Pour tous les Eli Manning et son salaire de 16 millions par année, il y a des dizaines de plombiers.
Mais il faut prendre les choses en considération. Le salaire moyen n’est pas le reflet de la situation des joueurs de la NFL. Selon Businessweek, le salaire médian d’un footballeur était de 770 000$ en 2010. C’est donc dire que la moitié des joueurs de la ligue empochent moins que cette somme. Nous sommes loin des 1,9 millions. Toujours selon Businessweek, la carrière moyenne d’un footballeur est de 3,5 ans. Si on effectue une simple multiplication, on se rend compte que le montant qu’empochera le joueur moyen de football est loin d’être faramineux. Pour tous les Manning, il y a des dizaines de plombiers. Voilà pourquoi j’estime que l’Association des joueurs et DeMaurice Smith ne se tiendraient pas debout si elle acceptait de laisser un milliard supplémentaire des revenus aux propriétaires.

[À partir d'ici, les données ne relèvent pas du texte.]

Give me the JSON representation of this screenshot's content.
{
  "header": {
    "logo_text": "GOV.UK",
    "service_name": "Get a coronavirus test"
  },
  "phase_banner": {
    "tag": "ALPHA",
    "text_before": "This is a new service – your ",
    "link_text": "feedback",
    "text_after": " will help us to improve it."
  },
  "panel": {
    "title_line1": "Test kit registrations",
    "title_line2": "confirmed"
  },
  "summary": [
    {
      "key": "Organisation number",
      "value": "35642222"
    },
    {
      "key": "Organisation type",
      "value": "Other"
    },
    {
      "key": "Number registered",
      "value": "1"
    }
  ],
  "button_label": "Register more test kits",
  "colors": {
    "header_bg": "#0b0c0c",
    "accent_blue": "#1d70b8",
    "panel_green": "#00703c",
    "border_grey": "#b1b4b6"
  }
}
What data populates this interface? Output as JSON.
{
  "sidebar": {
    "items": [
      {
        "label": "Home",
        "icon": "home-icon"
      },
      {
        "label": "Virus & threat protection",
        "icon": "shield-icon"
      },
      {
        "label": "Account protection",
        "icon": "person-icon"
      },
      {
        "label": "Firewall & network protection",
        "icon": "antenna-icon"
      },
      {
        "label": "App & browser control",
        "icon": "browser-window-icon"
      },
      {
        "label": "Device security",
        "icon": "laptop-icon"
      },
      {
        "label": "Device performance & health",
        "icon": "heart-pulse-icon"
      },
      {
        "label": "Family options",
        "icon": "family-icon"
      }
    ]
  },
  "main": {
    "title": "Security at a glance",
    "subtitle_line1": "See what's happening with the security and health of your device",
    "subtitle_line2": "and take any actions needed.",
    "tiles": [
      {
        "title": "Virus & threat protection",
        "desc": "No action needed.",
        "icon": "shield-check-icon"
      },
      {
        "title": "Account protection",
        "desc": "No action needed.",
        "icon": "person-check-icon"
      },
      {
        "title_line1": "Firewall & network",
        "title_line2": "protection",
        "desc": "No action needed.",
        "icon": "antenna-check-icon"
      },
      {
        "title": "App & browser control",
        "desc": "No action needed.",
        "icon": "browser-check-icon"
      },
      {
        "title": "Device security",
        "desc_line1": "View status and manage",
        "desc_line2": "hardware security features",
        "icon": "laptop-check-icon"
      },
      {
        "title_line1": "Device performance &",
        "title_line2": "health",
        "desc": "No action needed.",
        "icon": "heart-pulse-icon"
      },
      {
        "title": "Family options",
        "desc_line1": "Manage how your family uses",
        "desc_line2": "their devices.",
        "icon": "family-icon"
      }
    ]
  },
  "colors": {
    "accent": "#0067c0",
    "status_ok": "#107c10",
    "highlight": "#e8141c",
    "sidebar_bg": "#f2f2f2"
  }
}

Fort heureusement pour les athlètes, il semblerait que la possibilité de voir deux parties de saison régulière être ajoutées au calendrier ne s’est pas réalisée. Si l’idée avait fait plaisir aux amateurs et aux poches des propriétaires, elle n’aurait rien donné de bon pour les athlètes. La ligue est de plus en plus violente, les plaqués de plus en plus physiques et la santé des joueurs de plus en plus à risque, alors rajouter deux parties n’aurait fait qu’enrichir les proprios sans donner de réels bénéfices aux joueurs. Si la NFL veut absolument un calendrier de 18 parties, sa main d’œuvre devra alors vendre ce droit très cher. Et par le fait même, demander que deux parties hors-concours soient éliminées, parce que le football pré-saison, tout le monde s’en fout!
Retour au travail
Avec le conflit qui tire à sa fin, les dirigeants de la NFL sont à établir un calendrier de retour au travail. Tout sera condensé et on parle d’une période de 72 heures où les équipes pourront signer leurs propres agents libres. Imaginez la folie. La période des joueurs autonomes risque d’être réduite, ce qui donnera un bon spectacle. En fin de compte, si la NFL parvient à démarrer à temps, les partisans oublieront vite ce lockout et afflueront vers les enceintes sportives par milliers. On oublie rapidement dans le monde du sport.